I have a file in my head of all the lies foisted on me by books I had to read in school. The first entry comes from my 3rd grade science book, which said that Mercury always keeps one face toward the sun, and that the dark side of the planet is as cold as Neptune. Not only is that not true, but it was shown to be false by radar observations the year I was born.
All through high school and college the list of lies kept growing, and in graduate school it grew by leaps and bounds. I exposed one of these lies during my own dissertation research. I read in at least two books that Magna Carta was not a big deal in medieval England but only became one when 17th-century lawyers brought it ought as part of their rebellion against the king. Then I started reading medieval court rolls and discovered that Magna Carta was cited all the time in perfectly ordinary legal disputes, always with the idea that it was about the highest law there was. It was cited in almost every case that turned on the boundary between the king's authority and that of the church, always a sensitive issue for any medieval monarch.

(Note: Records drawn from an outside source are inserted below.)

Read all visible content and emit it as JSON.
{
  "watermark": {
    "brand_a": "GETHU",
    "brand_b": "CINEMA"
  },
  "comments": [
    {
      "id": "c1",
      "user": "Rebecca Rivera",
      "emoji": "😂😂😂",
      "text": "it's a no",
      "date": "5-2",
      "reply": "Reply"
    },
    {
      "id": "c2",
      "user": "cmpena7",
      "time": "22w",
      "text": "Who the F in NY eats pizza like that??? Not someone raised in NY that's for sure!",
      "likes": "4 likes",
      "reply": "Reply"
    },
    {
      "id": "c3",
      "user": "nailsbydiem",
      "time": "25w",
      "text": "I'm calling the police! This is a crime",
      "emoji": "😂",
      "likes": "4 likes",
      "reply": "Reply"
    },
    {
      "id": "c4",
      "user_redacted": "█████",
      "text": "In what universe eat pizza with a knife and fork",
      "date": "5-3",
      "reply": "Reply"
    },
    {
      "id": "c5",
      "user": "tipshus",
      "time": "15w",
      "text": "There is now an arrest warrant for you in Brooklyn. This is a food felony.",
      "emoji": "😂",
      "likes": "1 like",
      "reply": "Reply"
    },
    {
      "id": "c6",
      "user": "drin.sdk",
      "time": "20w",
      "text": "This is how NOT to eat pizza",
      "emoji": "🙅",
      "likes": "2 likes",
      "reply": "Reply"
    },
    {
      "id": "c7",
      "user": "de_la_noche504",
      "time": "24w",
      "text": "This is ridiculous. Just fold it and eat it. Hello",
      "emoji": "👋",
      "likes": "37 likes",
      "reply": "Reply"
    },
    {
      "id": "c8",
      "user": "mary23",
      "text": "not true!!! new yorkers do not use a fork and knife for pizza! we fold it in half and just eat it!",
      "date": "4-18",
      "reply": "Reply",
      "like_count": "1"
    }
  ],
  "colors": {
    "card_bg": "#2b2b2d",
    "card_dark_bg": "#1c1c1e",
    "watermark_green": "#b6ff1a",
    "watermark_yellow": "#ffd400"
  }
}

I also read in several places that there was no close connection between the scientific and industrial revolutions. Science, the idea goes, was something done by university-trained gentlemen who had nothing to do with the sort of vulgar mechanics -- Arkwright, Watt, etc. -- who actually built the new machines. I suppose the point of this was to break down the view that science was ultimately behind the modernization of the world, and the Whiggish notion that all forms of progress went hand in hand. I discovered long ago that this was not so, but only after reading Jenny Uglow's The Lunar Men do I realize what an outrageous lie it is. The mechanical innovators were close friends with the top scientists; in fact in a few cases they were top scientists themselves. The members of the Lunar Society in Birmingham included two of the century's top manufacturers, Josiah Wedgwood and Matthew Boulton; one of its top scientists, Joseph Priestley; and one man, James Watt, who was both a builder of improved steam engines and one of the world's top experts on what we call thermodynamics. Erasmus Darwin was both a font of mechanical inventions and a founder of biological science. James Keir's chemical works drew on cutting edge science. Wedgwood used Priestley's work on gases as well as up-to-date mineralogy in developing new types of ceramic, and he was elected to the Royal Society for his invention of a new way of measuring very high temperatures. When Watt learned, through Priestley, about the discovery of chlorine gas, he immediately sent a report to some relatives of his in the cloth bleaching business. There was no separation whatsoever between the new science and the new manufacturing technology. And while I'm at it there absolutely was a close connection between science, technology, and political reform, as anyone who had ever read Thomas Paine or Benjamin Franklin ought to know.
It really irks me that books so obviously and utterly wrong can be taken seriously and get good reviews and be assigned to graduate students because they fit into somebody's ideology or need to reject the received wisdom.
UPDATE: While I'm on the subject, it is not true that medieval people craved pepper to hide the taste of rotten food. They used pepper because they liked it.